Other possibility with the pipeline:
txt1 = raw_datasets["validation_matched"][0]["premise"]
txt2 = raw_datasets["validation_matched"][0]["hypothesis"]
inputs = [txt1, txt2]
res = pipe([inputs], padding=True, truncation=True)
print(res)
"""Outputs:
tokenized_inps {'input_ids': tensor([[ 0, 133, 92, 659, 32, 2579, 615, 2, 1],
[ 0, 11243, 269, 3829, 5, 8946, 1795, 1437, 2]]), 'attention_mask': ...}
[{'label': 'NEUTRAL', 'score': 0.8978187441825867}]
Note that now input_ids is 2D! The decoding gives:
<s>The new rights are nice enough</s><pad>
<s>Everyone really likes the newest benefits </s>
"""
There is a [CLS] token inserted in the middle, most likely this is not desirable.
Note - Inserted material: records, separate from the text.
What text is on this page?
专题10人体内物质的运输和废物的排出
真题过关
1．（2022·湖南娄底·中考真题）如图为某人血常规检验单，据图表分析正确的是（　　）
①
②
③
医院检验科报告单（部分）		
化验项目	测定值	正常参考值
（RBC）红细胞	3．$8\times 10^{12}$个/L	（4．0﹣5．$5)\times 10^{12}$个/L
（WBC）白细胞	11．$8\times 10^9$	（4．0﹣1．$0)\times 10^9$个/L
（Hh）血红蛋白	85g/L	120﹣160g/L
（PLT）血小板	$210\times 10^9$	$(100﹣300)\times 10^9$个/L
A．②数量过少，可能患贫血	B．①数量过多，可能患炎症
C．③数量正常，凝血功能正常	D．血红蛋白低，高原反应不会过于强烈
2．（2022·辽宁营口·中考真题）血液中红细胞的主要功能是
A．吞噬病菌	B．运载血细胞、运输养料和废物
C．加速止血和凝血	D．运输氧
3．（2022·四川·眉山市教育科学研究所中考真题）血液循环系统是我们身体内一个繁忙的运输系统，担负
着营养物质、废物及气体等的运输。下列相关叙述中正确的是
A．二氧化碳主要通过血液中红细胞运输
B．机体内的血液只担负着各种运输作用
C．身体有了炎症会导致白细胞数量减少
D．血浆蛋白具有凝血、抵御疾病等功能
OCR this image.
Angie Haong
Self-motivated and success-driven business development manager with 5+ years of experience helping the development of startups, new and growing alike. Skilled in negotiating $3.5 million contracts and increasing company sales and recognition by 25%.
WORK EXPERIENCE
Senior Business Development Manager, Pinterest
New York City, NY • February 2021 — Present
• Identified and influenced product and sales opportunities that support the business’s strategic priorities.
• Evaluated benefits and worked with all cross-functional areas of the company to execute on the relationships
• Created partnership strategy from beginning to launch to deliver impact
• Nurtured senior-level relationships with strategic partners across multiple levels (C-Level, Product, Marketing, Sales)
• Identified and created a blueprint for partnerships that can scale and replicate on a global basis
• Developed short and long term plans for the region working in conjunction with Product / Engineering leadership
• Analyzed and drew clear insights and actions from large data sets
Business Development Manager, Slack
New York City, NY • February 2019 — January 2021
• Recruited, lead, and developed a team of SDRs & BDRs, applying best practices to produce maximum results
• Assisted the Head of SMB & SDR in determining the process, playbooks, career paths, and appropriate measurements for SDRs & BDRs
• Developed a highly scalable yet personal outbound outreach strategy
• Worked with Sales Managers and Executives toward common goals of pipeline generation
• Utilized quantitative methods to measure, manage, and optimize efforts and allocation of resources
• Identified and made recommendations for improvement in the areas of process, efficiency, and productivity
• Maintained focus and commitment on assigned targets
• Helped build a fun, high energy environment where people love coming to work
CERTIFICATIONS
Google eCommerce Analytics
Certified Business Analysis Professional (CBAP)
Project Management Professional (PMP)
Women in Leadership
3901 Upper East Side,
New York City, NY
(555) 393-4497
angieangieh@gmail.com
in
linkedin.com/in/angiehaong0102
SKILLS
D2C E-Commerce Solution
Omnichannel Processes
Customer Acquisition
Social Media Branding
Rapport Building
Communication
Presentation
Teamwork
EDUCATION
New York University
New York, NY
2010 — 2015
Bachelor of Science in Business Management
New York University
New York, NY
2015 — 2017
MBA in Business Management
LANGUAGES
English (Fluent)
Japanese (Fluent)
In fact, when we run the pipeline on several examples from the dataset, all are classified as neutral and wrong.
Hacky solution
Use
txt1 = raw_datasets["validation_matched"][0]["premise"]
txt2 = raw_datasets["validation_matched"][0]["hypothesis"]
inputs = [txt1, txt2]
tokenized_inps = pipe.preprocess([inputs])
res = pipe.forward(tokenized_inps)
res = pipe.postprocess(res)
print(res)
"""Output:
tokenized_inps {'input_ids': tensor([[ 0, 133, 92,659, 32, 2579, 615, 2, 2, 11243, 269, 3829, 5, 8946, 1795, 1437, 2]]), 'attention_mask': ...}
{'label': 'NEUTRAL', 'score': 0.9636728167533875}
We get the right input_ids, and the score is the same as with manually using tokenizer + model, yay!
"""
which gives the same proba as with using the tokenizer and model separately.
To me, the issue lies in two facts:
- It is very wrong to join two sentences with a space (as suggested in the doc https://huggingface.co/tasks/text-classification ) since we loose the info that they are different sentence.
- In case we pass the data as
pipeline([[premise, hypothesis]])
, it could be that there is some funny stuff happening initem = next(self.iterator)
Expected behavior
Pipeline for text-classification with text pair should output the same result than manually using tokenizer + model + softmax.